Пальцы Валентина нащупали фотокарточку в кармане, и она чуть слышно хрустнула. «А что вы ответили вашей внучке?» — спросил он.
— Я убеждал ее, что она ошибается. Я сам так думал до сих пор. Может быть, сказывался дух противоречия или бессознательный бунт против судьбы. Но только что вы буквально повторили слова погибшего: «Когда я вижу больного, я бросаюсь к нему на помощь, даже если он болен самим собой». Невозможно отрицать вашего сходства с ним. Это нечто большее, чем сходство. Я узнаю его в вас. Просто я боялся признаться себе в том, что заставило меня искать знакомства с вами. А сегодня Алдона сказала мне, что вы родились в день, когда он был казнен…
Валентин медленно шел среди скользкого клубящегося песка. Он пристально смотрел на фотокарточку, как будто она могла напомнить ему последний жест Алдоны. Что было в этом жесте — небрежность отчаяния или прихоть выздоровления? Или Алдона больше не нуждалась в обветшалом свидетельстве неизжитого прошлого?
Час разлуки
В ту субботу Тамара погнала корову к ветеринару, и мне пришлось отправиться в школу, куда нас вызывали по поводу нашей дочери Алевтины. Учительницу звали Риммой Константиновной. Волосы у ней были явно крашеные, но искусственная белокурость казалась натуральным цветом, и любой другой цвет портил бы их. Ее возраст как бы не соответствовал ее внешности, но трудно сказать, старше или моложе своих лет она выглядела. Римма то и дело смотрела на часы с нервной собранностью деловитой современницы даже тогда, когда не боялась опоздать, Она не стремилась узнать, сколько времени; ей хотелось уточнить, который час, Помню, как она взглянула на часы, с места в карьер начав разговор со мной:
— Я очень рада, что пришли именно вы, а не ваша жена. Дело, в общем, касается скорее вас, чем ее.

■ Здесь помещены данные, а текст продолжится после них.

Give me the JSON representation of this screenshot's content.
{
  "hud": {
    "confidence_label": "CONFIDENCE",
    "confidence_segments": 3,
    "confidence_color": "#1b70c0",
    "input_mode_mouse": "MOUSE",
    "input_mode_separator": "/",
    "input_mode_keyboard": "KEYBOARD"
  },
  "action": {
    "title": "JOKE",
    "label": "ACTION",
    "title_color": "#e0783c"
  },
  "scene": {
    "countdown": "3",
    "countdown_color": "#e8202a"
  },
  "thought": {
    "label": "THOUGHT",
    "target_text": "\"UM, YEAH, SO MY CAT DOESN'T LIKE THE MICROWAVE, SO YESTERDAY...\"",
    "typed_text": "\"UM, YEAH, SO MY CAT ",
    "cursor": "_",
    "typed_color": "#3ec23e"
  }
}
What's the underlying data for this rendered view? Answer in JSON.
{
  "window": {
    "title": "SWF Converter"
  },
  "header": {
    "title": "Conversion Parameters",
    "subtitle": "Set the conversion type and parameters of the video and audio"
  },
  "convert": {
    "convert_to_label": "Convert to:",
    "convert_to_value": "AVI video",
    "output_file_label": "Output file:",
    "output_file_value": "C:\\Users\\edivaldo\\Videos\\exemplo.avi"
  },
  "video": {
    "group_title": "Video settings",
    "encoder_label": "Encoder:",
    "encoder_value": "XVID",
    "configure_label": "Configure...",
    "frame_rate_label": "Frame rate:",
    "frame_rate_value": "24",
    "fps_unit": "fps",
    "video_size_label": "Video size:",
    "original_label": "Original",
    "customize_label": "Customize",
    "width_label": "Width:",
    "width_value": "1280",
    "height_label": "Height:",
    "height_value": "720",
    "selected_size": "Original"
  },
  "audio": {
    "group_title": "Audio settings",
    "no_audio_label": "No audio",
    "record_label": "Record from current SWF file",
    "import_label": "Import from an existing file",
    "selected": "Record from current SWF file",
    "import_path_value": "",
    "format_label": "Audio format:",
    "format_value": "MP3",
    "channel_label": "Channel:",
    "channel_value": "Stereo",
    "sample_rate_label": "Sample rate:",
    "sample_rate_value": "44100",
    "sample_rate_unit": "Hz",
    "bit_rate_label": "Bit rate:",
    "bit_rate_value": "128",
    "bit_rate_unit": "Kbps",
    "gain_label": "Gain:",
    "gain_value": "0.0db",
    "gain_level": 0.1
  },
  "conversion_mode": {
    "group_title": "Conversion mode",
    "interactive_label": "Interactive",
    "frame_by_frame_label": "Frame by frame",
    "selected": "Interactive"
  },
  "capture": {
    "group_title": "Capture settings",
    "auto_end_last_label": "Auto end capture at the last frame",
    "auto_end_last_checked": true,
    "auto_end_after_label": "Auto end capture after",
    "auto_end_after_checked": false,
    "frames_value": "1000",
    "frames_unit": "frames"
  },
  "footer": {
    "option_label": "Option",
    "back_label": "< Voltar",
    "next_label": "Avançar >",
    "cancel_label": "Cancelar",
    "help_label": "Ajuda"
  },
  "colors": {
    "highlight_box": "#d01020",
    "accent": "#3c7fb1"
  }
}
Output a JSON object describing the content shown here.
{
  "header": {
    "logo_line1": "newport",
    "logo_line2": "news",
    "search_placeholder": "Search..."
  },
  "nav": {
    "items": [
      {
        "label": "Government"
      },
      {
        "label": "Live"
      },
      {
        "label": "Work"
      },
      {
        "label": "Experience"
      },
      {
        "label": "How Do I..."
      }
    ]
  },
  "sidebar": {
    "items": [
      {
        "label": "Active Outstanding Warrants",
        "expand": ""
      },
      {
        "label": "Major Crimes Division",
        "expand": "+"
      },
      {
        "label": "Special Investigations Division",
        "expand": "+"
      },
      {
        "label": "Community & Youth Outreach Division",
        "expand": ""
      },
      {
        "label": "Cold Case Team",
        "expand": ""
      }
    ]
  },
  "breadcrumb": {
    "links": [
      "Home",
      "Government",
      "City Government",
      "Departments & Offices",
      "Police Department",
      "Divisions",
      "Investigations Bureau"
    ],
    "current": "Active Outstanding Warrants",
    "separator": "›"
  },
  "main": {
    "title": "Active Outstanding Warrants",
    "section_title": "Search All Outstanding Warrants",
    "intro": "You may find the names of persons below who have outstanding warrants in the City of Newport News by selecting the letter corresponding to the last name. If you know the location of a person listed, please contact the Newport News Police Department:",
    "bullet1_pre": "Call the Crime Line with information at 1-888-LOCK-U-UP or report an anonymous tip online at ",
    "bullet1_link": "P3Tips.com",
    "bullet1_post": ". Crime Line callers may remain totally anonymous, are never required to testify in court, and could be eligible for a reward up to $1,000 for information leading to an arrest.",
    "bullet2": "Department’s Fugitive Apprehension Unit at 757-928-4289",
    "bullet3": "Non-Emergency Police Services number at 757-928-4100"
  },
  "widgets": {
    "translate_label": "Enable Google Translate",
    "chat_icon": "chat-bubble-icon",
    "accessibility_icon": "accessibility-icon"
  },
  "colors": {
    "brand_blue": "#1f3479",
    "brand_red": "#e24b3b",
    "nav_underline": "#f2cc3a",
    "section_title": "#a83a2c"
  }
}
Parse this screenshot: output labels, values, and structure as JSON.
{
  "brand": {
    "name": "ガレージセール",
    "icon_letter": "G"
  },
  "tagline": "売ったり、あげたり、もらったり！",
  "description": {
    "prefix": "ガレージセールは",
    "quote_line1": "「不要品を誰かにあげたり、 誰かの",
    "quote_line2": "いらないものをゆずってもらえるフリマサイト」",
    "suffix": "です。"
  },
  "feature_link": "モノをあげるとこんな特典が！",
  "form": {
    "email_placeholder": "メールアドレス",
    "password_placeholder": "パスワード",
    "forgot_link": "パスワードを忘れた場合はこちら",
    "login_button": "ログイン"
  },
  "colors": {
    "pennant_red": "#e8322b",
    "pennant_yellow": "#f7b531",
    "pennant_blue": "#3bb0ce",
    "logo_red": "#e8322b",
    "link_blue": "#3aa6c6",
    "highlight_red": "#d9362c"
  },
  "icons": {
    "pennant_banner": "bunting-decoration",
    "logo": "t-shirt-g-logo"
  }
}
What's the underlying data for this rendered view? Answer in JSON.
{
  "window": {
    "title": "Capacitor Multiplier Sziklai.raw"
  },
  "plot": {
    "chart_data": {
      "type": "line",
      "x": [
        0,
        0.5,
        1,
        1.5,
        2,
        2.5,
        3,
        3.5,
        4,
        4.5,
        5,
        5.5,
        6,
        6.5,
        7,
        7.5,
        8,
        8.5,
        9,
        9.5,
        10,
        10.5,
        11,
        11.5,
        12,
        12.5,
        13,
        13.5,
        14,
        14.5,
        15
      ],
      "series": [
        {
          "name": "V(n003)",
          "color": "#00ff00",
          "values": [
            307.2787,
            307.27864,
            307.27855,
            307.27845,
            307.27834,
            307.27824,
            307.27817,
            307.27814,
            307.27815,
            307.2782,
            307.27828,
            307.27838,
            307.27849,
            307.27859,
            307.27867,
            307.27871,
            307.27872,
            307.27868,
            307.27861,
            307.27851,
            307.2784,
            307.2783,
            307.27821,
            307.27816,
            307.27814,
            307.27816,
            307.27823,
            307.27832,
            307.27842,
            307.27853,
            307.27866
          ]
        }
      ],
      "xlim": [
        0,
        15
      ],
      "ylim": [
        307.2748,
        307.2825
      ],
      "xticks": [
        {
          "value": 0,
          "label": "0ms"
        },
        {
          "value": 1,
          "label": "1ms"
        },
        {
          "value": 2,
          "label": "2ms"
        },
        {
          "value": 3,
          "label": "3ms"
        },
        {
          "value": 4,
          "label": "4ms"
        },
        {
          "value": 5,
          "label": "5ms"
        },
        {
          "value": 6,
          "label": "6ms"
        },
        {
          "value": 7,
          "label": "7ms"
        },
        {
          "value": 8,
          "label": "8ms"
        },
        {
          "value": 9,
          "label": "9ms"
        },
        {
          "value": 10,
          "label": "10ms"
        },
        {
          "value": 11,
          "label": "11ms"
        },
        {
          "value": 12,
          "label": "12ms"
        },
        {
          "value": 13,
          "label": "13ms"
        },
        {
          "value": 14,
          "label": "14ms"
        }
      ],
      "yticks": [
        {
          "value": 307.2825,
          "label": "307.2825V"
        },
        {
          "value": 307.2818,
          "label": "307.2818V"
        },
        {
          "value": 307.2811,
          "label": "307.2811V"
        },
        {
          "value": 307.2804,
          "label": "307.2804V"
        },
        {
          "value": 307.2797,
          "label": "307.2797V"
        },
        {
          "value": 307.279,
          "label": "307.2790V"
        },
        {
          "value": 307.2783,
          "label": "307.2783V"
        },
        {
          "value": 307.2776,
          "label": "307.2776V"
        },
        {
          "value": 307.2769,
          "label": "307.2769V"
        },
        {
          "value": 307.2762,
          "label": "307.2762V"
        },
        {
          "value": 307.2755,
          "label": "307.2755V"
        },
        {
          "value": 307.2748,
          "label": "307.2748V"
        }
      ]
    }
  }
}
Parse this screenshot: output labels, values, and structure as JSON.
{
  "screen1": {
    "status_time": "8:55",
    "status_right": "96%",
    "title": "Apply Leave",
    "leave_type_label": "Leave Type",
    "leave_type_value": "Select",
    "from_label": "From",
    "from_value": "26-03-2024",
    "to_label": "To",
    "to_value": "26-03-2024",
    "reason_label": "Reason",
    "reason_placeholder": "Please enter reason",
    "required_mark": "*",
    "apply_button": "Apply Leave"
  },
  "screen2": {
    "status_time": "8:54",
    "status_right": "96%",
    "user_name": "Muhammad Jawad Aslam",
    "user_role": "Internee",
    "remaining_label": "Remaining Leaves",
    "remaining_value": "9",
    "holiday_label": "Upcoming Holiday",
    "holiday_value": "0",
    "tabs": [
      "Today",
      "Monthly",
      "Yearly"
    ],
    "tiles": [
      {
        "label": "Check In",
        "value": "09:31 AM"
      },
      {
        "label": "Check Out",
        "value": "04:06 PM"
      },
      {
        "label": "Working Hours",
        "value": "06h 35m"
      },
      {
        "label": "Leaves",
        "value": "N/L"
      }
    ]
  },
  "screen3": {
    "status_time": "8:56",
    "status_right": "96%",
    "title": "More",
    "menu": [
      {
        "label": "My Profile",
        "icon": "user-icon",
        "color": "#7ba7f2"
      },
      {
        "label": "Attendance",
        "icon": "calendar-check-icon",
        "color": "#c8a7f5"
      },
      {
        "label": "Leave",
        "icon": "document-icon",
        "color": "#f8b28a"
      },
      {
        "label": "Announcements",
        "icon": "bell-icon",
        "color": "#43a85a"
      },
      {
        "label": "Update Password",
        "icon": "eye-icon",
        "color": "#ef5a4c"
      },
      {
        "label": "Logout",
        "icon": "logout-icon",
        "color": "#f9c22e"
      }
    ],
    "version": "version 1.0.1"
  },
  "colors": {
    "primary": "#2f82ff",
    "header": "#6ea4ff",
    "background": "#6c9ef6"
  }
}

— Вы недовольны Алевтиной?
— Напротив, я должна вам сказать, что у нее явно выраженные способности к языкам.
Она была бы первой ученицей по английскому языку, если бы… извините, если бы не вы.
— Неужели я мешаю ей заниматься? Я бы даже репетитора ей нанял, если уж на то пошло.
— К сожалению, дело обстоит несколько сложней. Выслушайте меня, пожалуйста, Алевтина убеждена, что высшее образование не для нее, так как она ваша дочь, а вы… вы ведь не смогли получить высшего образования.
— Ну и что же?
— Не знаю, представляете ли вы себе, как много вы значите для вашей дочери. Она полагает, что унаследовала не только черты вашего характера, но и ваш, так сказать, жизненный путь…
Я уже начинал думать, что наконец научился избегать вспышек, всегда ставивших меня в нелепое положение. Но тут на меня снова накатило:
— Откуда у современного человека такая извращенная вера в наследственность? Неужели это влияние науки? Разве наследственность — фатум или раз навсегда заведенный часовой механизм? Даже у Данте предначертания светил не упраздняют свободной человеческой воли. Наследственность — сокровище возможностей, а выбор всегда за нами…
Меня прервал взгляд Риммы. Она посмотрела на меня, как другие смотрят в таких случаях, и тут же глянула на часы. Я решил, что она спешит отделаться от сумасшедшего, но ошибся.